Nel tempo, il termine modello in architettura ha assunto molteplici significati, trasformandosi da schema statico a strumento dinamico. A partire dal XVIII secolo, i modelli sono stati utilizzati per dare ordine alle scelte progettuali, rispondendo ai bisogni di epoche diverse. Oggi, si distinguono quattro principali approcci, ognuno dei quali riflette una diversa visione del progetto e del rapporto tra spazio, funzione e utente.
Modello oggettivo
Nasce in contesti razionalisti e illuministi, dove il progetto è visto come risposta diretta a esigenze misurabili. L’obiettivo è ottimizzare spazi e funzioni sulla base di dati concreti, come fa Alexander Klein con i suoi studi sulla distribuzione domestica. In questo approccio rientrano strumenti come il Modulor di Le Corbusier e i manuali standardizzati del modernismo, pensati per garantire efficienza e replicabilità, soprattutto in periodi di ricostruzione o forte urbanizzazione.
Modello prestazionale
A partire dagli anni ’60, si comincia a considerare la complessità dei bisogni e delle relazioni spaziali. Christopher Alexander propone di scomporre le funzioni in elementi minimi e di riorganizzarle non più in schemi rigidi ad albero, ma in reti articolate, come nel concetto di semilattice. Questo modello consente una lettura più flessibile e profonda dei contesti, aprendo a soluzioni meno schematiche e più integrate.
Modello strutturalista
Ispirato agli studi antropologici e linguistici, questo approccio vede l’architettura come una struttura di regole fisse ma con parti modificabili. È centrale il concetto di open building, formulato da John Habraken, secondo cui la parte permanente di un edificio può convivere con componenti adattabili, trasformabili nel tempo dagli utenti. Si afferma così l’idea di un progetto che non si chiude nella forma finale, ma resta aperto all’uso e al cambiamento.
Modello diagrammatico
Con l’uso crescente dei computer, il progetto diventa un sistema di relazioni in continua evoluzione. Il modello diagrammatico non definisce forme, ma processi: lavora con dati, flussi, parametri ambientali. Architetti come Peter Eisenman o Ben van Berkel di UNStudio usano diagrammi come strumenti generativi. Ne sono esempi la Mobius House – una casa in cui funzioni e movimento si fondono in uno spazio fluido – o il Mercedes-Benz Museum di Stoccarda, in cui la logica distributiva è dettata da connessioni funzionali più che da gerarchie formali.

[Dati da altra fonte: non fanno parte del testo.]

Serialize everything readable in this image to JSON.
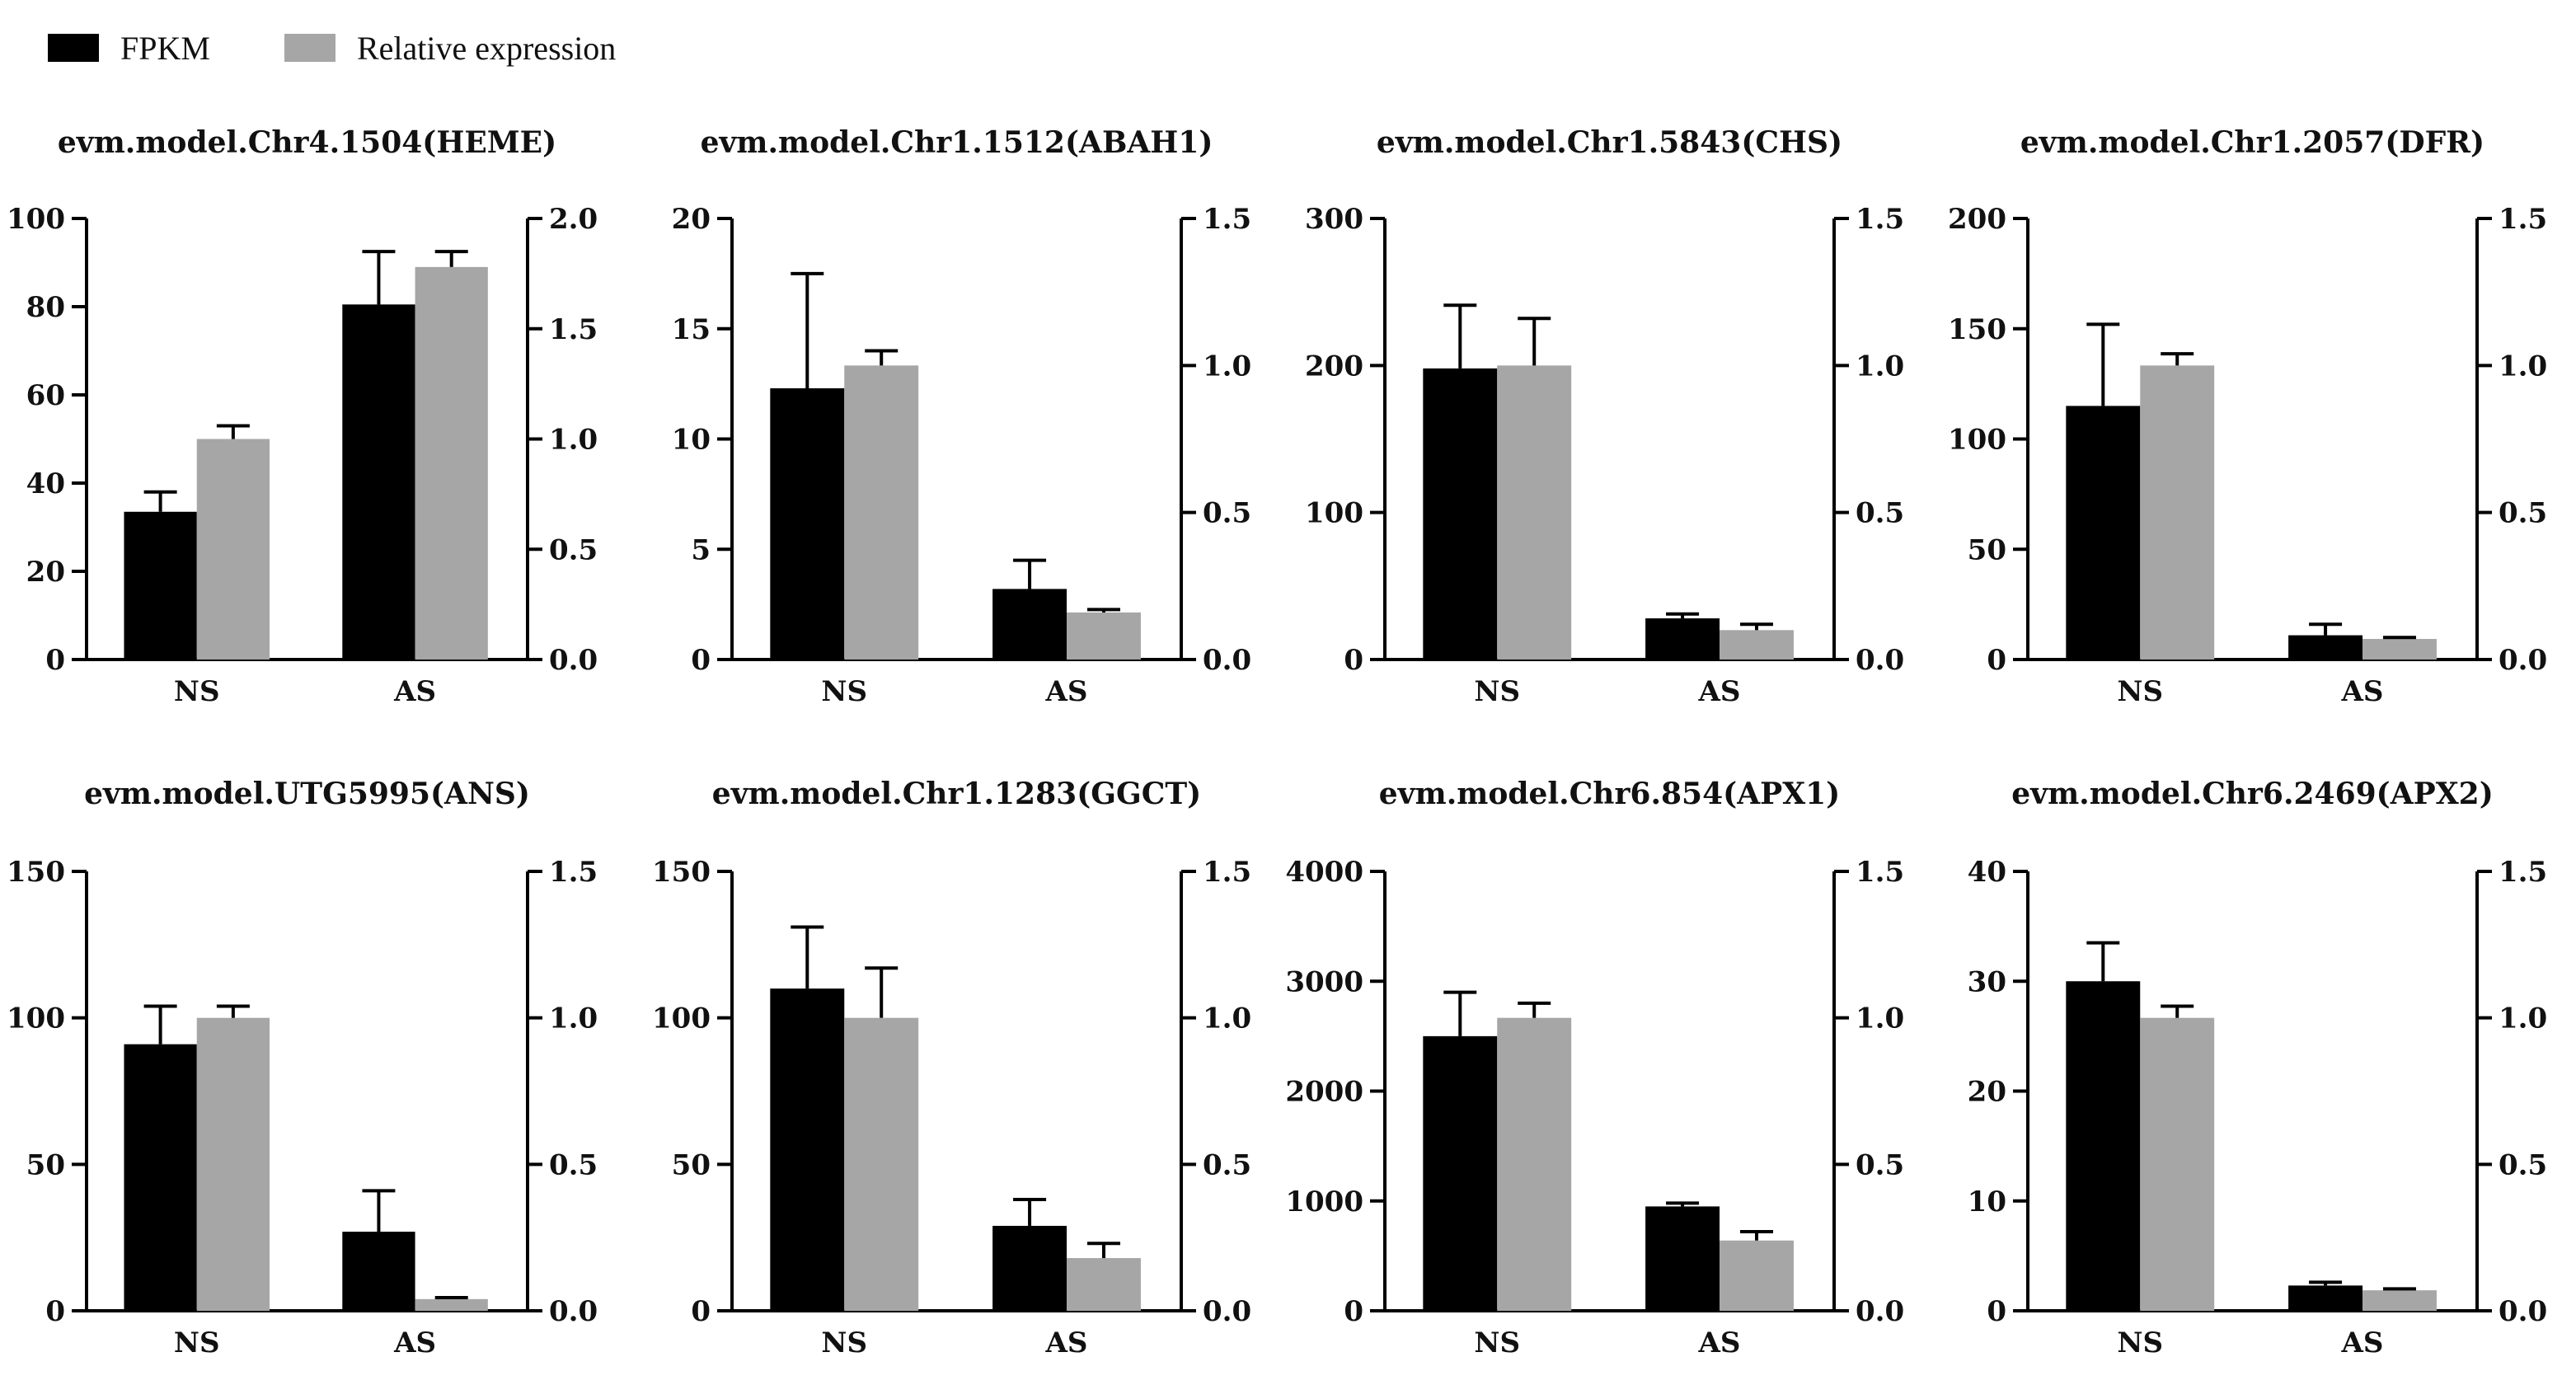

L’evoluzione del modello riflette il passaggio da una visione lineare e oggettiva dell’architettura a una concezione più fluida, interattiva e aperta al cambiamento. Oggi, grazie agli strumenti digitali, il modello non serve più solo a rappresentare, ma a generare possibilità: è una guida per interpretare la complessità del mondo e per costruire spazi capaci di adattarsi nel tempo.